Berlin mourns ‘candy bomber’, a US pilot who is a hero of children during the airlift

Disappeared at the age of 101, Gail Halvorsen was throwing candy with small parachutes. She was the symbol of reconciliation between the United States and Germany

Berlin mourns Gail Halvorsen, the American ‘candy bomber’ who, during the 1948 airlift, threw candy to children from his aircraft. The town hall of the German capital has opened a register of condolences, already signed by the mayor Franziska Giffey. He passed away on February 16 at the age of 101, Halvorsen was fondly remembered in Berlin and many had sent him messages of good wishes in Utah, where he lived, when a year ago he became ill and then recovered from covid.

“Candy bomber” became famous during the difficult months of the airlift (June 1948-May 1949), when Soviet troops blocked all land access to the two million inhabitants of the western part of Berlin. The Americans and the British secured supplies with 280,000 airborne deliveries of food and other essential goods.
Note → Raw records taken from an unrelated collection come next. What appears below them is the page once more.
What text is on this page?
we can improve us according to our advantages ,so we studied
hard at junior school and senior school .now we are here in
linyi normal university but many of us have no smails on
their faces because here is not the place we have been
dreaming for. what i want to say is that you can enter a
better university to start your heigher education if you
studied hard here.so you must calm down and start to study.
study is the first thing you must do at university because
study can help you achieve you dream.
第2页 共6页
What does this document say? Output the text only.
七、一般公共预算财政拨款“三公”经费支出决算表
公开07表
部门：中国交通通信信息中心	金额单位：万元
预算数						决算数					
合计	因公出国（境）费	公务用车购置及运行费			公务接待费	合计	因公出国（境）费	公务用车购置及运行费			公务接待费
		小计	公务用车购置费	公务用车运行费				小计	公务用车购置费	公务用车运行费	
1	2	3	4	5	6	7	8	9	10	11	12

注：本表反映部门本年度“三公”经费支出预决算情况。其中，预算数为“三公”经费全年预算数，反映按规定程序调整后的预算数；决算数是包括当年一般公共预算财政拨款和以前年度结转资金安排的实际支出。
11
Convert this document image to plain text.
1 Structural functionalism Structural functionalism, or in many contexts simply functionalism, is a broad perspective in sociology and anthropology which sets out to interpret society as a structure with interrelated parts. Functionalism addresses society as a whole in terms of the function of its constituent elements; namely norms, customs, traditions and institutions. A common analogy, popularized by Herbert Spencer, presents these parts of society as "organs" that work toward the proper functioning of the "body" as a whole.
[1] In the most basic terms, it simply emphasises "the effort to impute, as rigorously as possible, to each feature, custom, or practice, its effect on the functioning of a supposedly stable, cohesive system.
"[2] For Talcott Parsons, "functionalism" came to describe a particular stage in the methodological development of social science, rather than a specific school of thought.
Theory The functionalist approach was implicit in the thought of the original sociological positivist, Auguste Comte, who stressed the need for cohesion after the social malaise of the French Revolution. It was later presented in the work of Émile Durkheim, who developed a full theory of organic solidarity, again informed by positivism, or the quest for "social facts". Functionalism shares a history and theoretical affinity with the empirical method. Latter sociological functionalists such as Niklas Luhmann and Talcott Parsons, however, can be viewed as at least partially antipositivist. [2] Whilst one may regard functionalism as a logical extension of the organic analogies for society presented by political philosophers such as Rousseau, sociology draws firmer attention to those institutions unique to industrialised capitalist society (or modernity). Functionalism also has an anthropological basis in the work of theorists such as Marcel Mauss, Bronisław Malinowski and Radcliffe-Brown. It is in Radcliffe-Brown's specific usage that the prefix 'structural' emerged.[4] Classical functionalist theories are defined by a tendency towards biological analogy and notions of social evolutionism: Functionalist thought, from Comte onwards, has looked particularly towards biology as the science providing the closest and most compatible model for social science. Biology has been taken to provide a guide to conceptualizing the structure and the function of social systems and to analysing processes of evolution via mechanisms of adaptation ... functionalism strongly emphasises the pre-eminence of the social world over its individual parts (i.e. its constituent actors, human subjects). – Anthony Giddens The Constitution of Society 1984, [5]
Halvorsen, who was then a young pilot, was troubled by the children waiting for him behind the barbed wire at the entrance to Tempelhof airport to ask him for candy. He thus began to throw candies and chocolate from his plane, thanks to small parachutes packed with handkerchiefs. Becoming known as the Candy Bomber he was soon imitated by other pilots and his gesture became a symbol of reconciliation between the United States and Germany.